The Rapid City-based organization serves hundreds of families each year, with a mission to help people self-direct their lives. That means providing them with experiences and opportunities to help them determine their own goals and live out their dreams. The organization continues to draw families and clients to the Rapid City area who are looking for the care and connections Black Hills Works is able to offer. Everyone is welcome, Barb says. “Sometimes there just isn’t support day-to-day for people with disabilities in other communities,” Barb says, and that’s why Black Hills Works has become such a vital part of the region and state.

Cindy says it’s important to honor her Native American roots, and appreciates that Black Hills Works has encouraged and supported that desire. She continues to dance in local powwows and is vocal about her past, both the good and the bad. “When I dance, I have my beautiful white buckskin dress,” she says. “I do beadwork a lot and I’m currently doing a choker with new beadwork. I made my own belt bags, moccasins and breastplate.”

Cindy once took to the stage for a Flutter Productions play through Black Hills Works to talk about her life. She wore her tribal regalia. “I got to show people, ‘This is who I am, and you don’t need to be scared to tell your story,” she says.


Looking to the future

Cindy says her past will not deter her from a bright future—but that she will continue to need the support of direct support specialists like Barb. She continues to work toward earning her GED, a project that has been hard work but will help her meet one of her life goals. “I’m making something happen that some may not have thought could ever happen,” she says.

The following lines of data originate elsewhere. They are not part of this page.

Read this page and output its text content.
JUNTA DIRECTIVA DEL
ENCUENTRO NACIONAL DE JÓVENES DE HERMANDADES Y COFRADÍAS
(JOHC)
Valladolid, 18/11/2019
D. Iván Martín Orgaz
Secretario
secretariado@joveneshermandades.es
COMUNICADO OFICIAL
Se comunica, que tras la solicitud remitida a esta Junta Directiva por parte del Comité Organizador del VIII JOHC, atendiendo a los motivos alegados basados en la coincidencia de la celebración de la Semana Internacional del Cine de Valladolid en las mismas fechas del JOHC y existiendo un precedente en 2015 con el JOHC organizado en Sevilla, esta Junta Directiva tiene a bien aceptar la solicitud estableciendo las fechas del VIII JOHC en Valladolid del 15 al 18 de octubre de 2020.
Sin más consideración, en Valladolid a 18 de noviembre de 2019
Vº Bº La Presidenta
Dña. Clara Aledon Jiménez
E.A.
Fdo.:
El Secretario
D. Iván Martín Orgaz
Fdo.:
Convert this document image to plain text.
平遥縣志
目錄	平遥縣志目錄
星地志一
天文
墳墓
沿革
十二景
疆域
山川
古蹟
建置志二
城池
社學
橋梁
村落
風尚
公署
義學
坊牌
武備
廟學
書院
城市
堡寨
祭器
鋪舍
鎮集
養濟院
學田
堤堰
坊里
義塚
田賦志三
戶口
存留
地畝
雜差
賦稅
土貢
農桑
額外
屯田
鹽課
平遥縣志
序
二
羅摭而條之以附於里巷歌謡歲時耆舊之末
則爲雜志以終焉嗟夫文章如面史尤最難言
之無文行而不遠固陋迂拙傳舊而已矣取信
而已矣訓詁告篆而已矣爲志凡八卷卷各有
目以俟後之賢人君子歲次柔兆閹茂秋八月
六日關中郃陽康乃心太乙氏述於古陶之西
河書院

Cindy has worked at the Quality Inn for 17 years and hopes that earning her GED will help her pursue other employment opportunities.

And no matter the hurdles to get there, she knows she is surrounded by people now who have her back. That includes her roommate, who has become a close friend and encourager. “My roommate is my best friend and we’re more like sisters now,” she says.

“Her family has taken me under their wings. We have forged this friendship and we trust each other.”

Cindy says she knows she wouldn’t be where she is without people who believed in her when she first came to Rapid City decades ago. She’s focused on making the same happen for others. “It makes me happy to stand up for people with disabilities,” she says. “A lot of people out there are still treated like children. They don’t get to have rights. It’s sad. I feel very fortunate and very honored to have had this chance to live on my own, and receive the support and care and understanding and respect that I deserve, and all people deserve.”